Denoise and Classify Project

This project implements a deep learning pipeline to first denoise a set of noisy flower photos and then classify the denoised images into one of five flower categories. The approach was to build a robust, modular system, suitable for deployment and further development.

Table of Contents

1. Denoising Method
2. Classification Approach
3. Key Design Decisions
4. Challenges and How I Overcame Them
5. Repository Structure
6. Requirements

Denoising Method

The core of the denoising strategy is a Denoising Autoencoder (DAE). It is inspired by the U-Net architecture and is designed to take a noisy image as input and reconstruct a clean version.
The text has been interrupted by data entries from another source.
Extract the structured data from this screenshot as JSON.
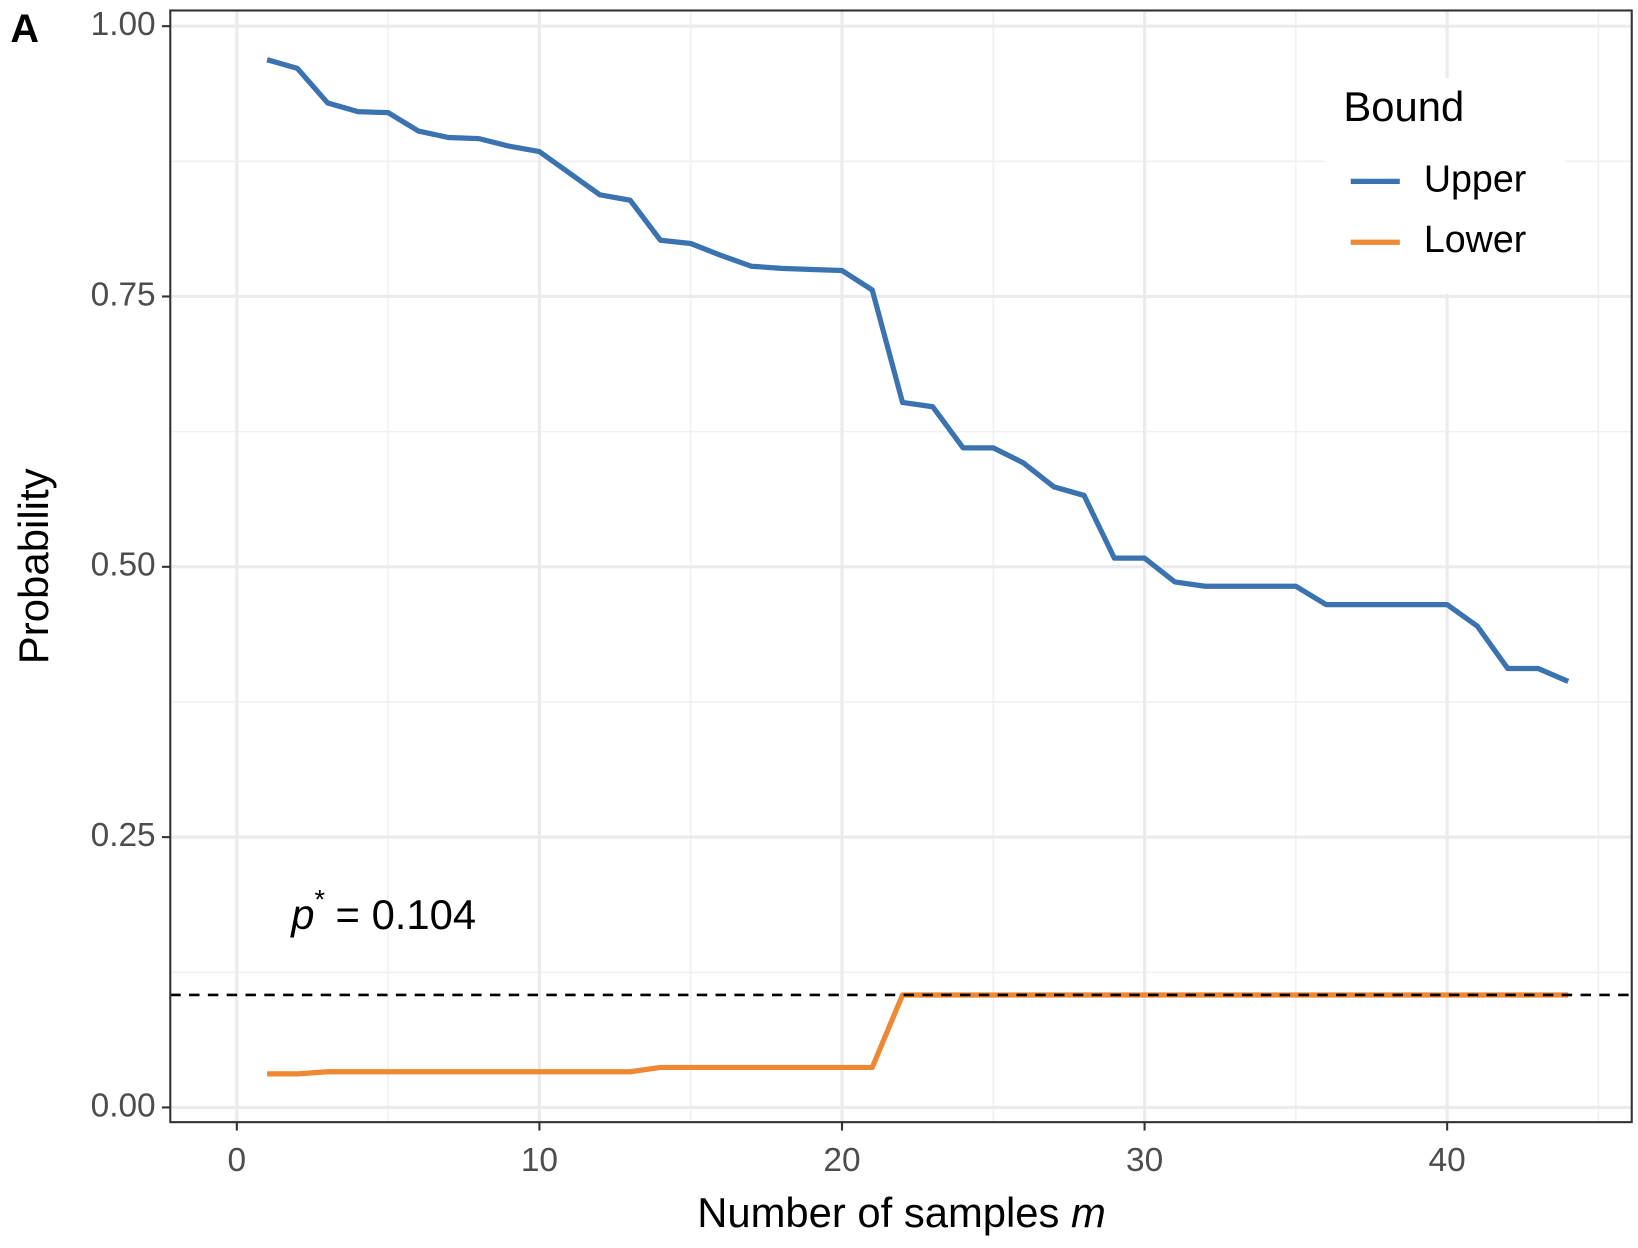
{
  "chart_data": {
    "type": "line",
    "panel_label": "A",
    "xlabel": {
      "text": "Number of samples",
      "variable": "m"
    },
    "ylabel": "Probability",
    "x": [
      1,
      2,
      3,
      4,
      5,
      6,
      7,
      8,
      9,
      10,
      11,
      12,
      13,
      14,
      15,
      16,
      17,
      18,
      19,
      20,
      21,
      22,
      23,
      24,
      25,
      26,
      27,
      28,
      29,
      30,
      31,
      32,
      33,
      34,
      35,
      36,
      37,
      38,
      39,
      40,
      41,
      42,
      43,
      44
    ],
    "series": [
      {
        "name": "Upper",
        "color": "#3b73b0",
        "values": [
          0.969,
          0.961,
          0.929,
          0.921,
          0.92,
          0.903,
          0.897,
          0.896,
          0.889,
          0.884,
          0.864,
          0.844,
          0.839,
          0.802,
          0.799,
          0.788,
          0.778,
          0.776,
          0.775,
          0.774,
          0.756,
          0.652,
          0.648,
          0.61,
          0.61,
          0.596,
          0.574,
          0.566,
          0.508,
          0.508,
          0.486,
          0.482,
          0.482,
          0.482,
          0.482,
          0.465,
          0.465,
          0.465,
          0.465,
          0.465,
          0.445,
          0.406,
          0.406,
          0.394
        ]
      },
      {
        "name": "Lower",
        "color": "#ee8833",
        "values": [
          0.031,
          0.031,
          0.033,
          0.033,
          0.033,
          0.033,
          0.033,
          0.033,
          0.033,
          0.033,
          0.033,
          0.033,
          0.033,
          0.037,
          0.037,
          0.037,
          0.037,
          0.037,
          0.037,
          0.037,
          0.037,
          0.104,
          0.104,
          0.104,
          0.104,
          0.104,
          0.104,
          0.104,
          0.104,
          0.104,
          0.104,
          0.104,
          0.104,
          0.104,
          0.104,
          0.104,
          0.104,
          0.104,
          0.104,
          0.104,
          0.104,
          0.104,
          0.104,
          0.104
        ]
      }
    ],
    "hline": 0.104,
    "annotation": {
      "symbol": "p",
      "superscript": "*",
      "text": "= 0.104"
    },
    "legend_title": "Bound",
    "legend_position": "top-right",
    "xlim": [
      -2.2,
      46.1
    ],
    "ylim": [
      -0.0136,
      1.0145
    ],
    "xticks": [
      0,
      10,
      20,
      30,
      40
    ],
    "yticks": [
      {
        "value": 0,
        "label": "0.00"
      },
      {
        "value": 0.25,
        "label": "0.25"
      },
      {
        "value": 0.5,
        "label": "0.50"
      },
      {
        "value": 0.75,
        "label": "0.75"
      },
      {
        "value": 1,
        "label": "1.00"
      }
    ],
    "grid": true,
    "minor_grid": true
  }
}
• Encoder Path: This path progressively downsamples the noisy image, learning to extract abstract and high-level features.
• Decoder Path: This path reconstructs the image using upsampling layers and skip connections from the encoder. This is vital for retaining fine-grained spatial information, such as edges and textures, which results in a more accurate reconstruction.
• Residual Blocks: To enhance the training of this deep network, I incorporated Residual Blocks, which help mitigate the vanishing gradient problem. The entire DAE was trained using the Mean Squared Error (MSE) loss function.

Classification Approach

My approach to the classification task is a prime example of cascaded learning. This allows each model to specialize in a specific task, leading to better overall performance. I created a two-step pipeline:

• Step 1: Denoising: I use the trained DAE to denoise the noisy images from the test set. This preprocessing step cleans the data and removes noise artifacts that could be distracting for the classifier.
• Step 2: Classification: The denoised images are then passed to a separate, dedicated classification model named FlowerClassifier. This is a deep convolutional neural network (CNN) with a feature extraction front-end and a fully-connected classifier head. I used dropout layers to prevent overfitting, and the model was trained using Cross-Entropy Loss.

Key Design Decisions

• Modular Code Structure: I refactored the original Jupyter Notebook into a well-organized Python project with separate files for models, data loading, and utilities, creating a clean, readable, and reusable codebase.
• Cascaded Learning: Separating the denoising and classification tasks into two distinct models allows each to specialize, leading to better overall performance.
• Hybrid Evaluation Metrics: I went beyond just the training loss (MSE) to evaluate the DAE's performance, using Peak Signal-to-Noise Ratio (PSNR) and the Structural Similarity Index (SSIM) to provide a more complete view of image quality.
• Model Checkpointing: I implemented model checkpointing to save pre-trained weights, making the training process more efficient and saving significant time during development.

Challenges and How I Overcame Them

• Normalization Mismatch: There was a massive problem with the normalization of the dataset, where the DAE model worked without normalization, but the classifier model required it. This problem led to more bluish images in the denoised dataset. I resolved this by adding an option for normalization directly into the load_data function, allowing for flexible data preparation tailored to each model's needs.

Repository Structure

Denoise_Project/
├── main.py
├── models.py
├── data_loader.py
├── utils.py
├── requirements.txt
├── Denoised_Images/

Requirements

To run this project, you will need the following Python libraries. You can install them using pip:

kaggle
scikit-image
opencv-python
pandas
numpy
matplotlib
seaborn
torch
tqdm
torchvision